A.I. Calvin and Hobbes Strip ⇥ social.lol
This, from Adam Newbold, is a perfect encapsulation of a bunch of ethical problems related to artificial intelligence. The prompt:
Generate an image for a Calvin & Hobbes strip. Four panels. Calvin and Hobbes are walking through the woods, talking to each other, both holding smart phones and looking at them intently the entire time.
Panel 1: Calvin says to Hobbes, “This strip was made entirely with ChatGPT, which should be impossible given the strict intellectual property rights restrictions on Calvin & Hobbes content.”
Panel 2: Hobbes responds to Calvin, “Oh? Then how did it make it?”
Panel 3: Calvin responds to Hobbes, “Some guy just typed this into a box and clicked a button. That’s all it took.”
Panel 4: Hobbes responds to Calvin, “That’s so fucked up.”
This is entirely doable without generative artificial intelligence, but it requires far more skill. The ease of this duplication is maddening. I find this offensive in exactly the way Newbold intended it to be.
More important, I think, is the control exercised over the likenesses of Calvin and Hobbes by the strip’s creator Bill Watterson, as Newbold noted in the strip. Watterson famously rejected all but a handful of licensed merchandising ideas. But the mechanism for how he might protect this is the same as the one used by Disney when it fights parody and reinterpretation of its vast intellectual property, even though the motivations are different. Watterson’s protective quality is admirable, driven by artistic integrity to the extent he has left many millions of dollars’ worth of tchotchkes on the table to retain the spirit of the strips. Disney’s is entirely business motivated, evidenced by the tens of billions of dollars in licensed tchotchkes sold last year alone.
This is not the first “Calvin & Hobbes” strip made with generative A.I., nor does generative A.I. begin and end at self-referential prompts like these. Some assholes have created plugins — more-or-less — to badly emulate Watterson’s unique style in generative A.I. programs. It is awful.

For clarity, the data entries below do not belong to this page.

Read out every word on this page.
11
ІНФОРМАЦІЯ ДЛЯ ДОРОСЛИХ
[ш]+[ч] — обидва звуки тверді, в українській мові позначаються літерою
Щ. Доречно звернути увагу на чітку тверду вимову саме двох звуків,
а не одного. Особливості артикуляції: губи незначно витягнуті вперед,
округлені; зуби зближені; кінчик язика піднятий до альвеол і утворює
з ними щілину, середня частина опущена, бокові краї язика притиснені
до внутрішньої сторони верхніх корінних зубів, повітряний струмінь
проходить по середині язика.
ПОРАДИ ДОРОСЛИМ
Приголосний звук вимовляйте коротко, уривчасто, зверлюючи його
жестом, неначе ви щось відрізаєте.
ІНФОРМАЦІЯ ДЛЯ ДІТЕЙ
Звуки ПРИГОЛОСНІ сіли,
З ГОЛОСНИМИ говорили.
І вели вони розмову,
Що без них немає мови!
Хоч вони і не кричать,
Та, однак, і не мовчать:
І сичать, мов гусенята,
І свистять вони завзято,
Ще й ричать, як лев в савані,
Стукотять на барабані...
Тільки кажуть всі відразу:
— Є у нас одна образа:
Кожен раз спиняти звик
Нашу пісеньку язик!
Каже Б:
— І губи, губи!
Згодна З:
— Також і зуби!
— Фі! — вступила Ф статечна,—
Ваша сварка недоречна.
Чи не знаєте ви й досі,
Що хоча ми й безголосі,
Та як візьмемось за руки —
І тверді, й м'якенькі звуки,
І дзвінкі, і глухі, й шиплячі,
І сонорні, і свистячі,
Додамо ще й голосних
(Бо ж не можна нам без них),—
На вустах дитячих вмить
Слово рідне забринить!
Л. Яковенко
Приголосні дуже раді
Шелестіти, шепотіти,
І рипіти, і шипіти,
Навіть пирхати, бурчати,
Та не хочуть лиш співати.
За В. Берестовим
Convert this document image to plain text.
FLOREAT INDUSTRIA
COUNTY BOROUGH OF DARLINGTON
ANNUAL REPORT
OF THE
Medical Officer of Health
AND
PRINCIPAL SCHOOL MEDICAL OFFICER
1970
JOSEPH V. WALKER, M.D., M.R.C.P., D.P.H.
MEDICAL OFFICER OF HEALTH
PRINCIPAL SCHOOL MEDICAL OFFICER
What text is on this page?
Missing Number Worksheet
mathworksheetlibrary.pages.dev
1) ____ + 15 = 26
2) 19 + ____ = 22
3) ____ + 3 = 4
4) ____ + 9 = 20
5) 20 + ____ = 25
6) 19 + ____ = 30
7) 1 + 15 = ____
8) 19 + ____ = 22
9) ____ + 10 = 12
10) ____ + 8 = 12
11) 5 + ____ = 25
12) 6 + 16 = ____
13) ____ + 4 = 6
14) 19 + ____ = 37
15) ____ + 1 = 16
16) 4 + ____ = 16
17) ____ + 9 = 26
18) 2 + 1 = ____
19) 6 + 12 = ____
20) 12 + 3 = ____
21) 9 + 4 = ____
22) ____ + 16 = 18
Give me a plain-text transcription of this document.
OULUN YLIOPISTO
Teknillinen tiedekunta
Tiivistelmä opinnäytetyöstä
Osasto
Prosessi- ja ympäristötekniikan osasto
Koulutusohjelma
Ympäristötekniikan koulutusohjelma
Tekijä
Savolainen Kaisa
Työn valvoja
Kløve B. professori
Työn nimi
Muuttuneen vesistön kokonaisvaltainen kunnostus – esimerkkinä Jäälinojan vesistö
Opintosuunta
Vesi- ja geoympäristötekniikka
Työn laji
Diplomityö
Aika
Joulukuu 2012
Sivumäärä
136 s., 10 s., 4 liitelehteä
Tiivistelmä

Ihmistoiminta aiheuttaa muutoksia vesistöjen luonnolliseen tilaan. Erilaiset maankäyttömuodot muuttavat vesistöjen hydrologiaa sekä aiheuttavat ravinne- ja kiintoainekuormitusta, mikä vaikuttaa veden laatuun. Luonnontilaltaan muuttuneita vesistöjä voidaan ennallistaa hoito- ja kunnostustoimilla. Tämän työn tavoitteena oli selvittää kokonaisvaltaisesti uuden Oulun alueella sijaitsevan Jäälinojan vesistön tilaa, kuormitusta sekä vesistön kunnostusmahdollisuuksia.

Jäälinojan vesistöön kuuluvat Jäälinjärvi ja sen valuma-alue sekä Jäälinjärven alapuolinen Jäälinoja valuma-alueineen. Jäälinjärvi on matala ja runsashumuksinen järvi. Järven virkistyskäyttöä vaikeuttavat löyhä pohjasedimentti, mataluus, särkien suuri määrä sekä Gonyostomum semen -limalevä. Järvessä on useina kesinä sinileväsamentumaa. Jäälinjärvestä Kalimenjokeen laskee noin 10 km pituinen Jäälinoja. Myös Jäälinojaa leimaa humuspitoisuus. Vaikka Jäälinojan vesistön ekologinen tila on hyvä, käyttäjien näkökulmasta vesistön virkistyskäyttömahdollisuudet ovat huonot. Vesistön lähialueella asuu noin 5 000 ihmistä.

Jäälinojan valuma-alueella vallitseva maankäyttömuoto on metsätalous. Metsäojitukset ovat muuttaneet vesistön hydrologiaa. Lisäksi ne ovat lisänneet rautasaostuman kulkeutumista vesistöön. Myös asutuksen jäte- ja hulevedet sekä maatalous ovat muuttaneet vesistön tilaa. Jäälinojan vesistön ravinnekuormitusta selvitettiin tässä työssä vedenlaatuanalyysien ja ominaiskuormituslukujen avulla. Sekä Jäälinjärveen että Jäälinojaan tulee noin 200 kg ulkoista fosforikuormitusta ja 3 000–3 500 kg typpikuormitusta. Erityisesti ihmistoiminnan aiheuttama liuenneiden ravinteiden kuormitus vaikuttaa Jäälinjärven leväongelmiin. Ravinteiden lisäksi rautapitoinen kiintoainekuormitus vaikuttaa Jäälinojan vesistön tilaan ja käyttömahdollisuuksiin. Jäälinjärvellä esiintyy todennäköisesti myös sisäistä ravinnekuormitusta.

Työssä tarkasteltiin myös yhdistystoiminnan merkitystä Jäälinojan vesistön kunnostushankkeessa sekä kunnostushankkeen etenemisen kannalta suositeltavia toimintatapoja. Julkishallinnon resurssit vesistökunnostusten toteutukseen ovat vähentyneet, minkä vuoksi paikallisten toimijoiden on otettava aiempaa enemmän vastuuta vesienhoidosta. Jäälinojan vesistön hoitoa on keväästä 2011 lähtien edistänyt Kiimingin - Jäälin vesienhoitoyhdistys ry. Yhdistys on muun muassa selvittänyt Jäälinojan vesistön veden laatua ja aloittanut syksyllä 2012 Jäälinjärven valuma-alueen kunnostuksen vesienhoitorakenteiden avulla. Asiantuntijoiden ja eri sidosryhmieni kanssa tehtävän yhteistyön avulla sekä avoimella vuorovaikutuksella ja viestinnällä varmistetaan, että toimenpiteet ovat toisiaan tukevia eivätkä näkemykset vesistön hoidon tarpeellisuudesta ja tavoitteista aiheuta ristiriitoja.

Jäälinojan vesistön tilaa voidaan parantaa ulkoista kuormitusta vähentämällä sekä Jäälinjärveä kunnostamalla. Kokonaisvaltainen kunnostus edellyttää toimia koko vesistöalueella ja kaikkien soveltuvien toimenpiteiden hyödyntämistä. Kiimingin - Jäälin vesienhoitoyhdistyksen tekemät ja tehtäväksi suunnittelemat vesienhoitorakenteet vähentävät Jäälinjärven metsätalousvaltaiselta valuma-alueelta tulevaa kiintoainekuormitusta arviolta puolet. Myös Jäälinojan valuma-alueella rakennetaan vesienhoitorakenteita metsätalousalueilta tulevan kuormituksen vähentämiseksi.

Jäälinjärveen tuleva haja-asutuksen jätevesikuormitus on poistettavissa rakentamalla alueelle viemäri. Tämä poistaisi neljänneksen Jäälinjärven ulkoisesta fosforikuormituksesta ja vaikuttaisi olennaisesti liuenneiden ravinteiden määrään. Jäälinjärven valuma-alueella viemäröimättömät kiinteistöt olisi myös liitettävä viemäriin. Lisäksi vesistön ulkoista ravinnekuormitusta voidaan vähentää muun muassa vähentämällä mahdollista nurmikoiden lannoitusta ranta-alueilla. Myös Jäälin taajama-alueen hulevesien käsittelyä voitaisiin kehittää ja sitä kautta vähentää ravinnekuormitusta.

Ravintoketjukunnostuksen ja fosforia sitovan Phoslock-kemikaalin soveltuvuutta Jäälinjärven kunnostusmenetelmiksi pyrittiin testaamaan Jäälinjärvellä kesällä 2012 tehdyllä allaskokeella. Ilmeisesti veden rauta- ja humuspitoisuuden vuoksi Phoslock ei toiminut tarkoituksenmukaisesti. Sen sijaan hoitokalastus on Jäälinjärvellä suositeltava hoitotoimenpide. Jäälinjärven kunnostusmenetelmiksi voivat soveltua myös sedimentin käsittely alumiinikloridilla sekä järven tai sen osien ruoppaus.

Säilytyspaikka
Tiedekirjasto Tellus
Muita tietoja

I want to live in a world where we can differentiate between the necessary reinterpretation of intellectual property while respecting the wishes of artists. This is a tricky line, I know. It requires us — individually, but also the organizations responsible for generative A.I. stuff — to think about who is making such a request in good faith, and decide whether we are going to honour that.
One more thing: Watterson is a pretty private person, rarely giving interviews. But, right above this paragraph, I think we can get a sense of how he might feel about this.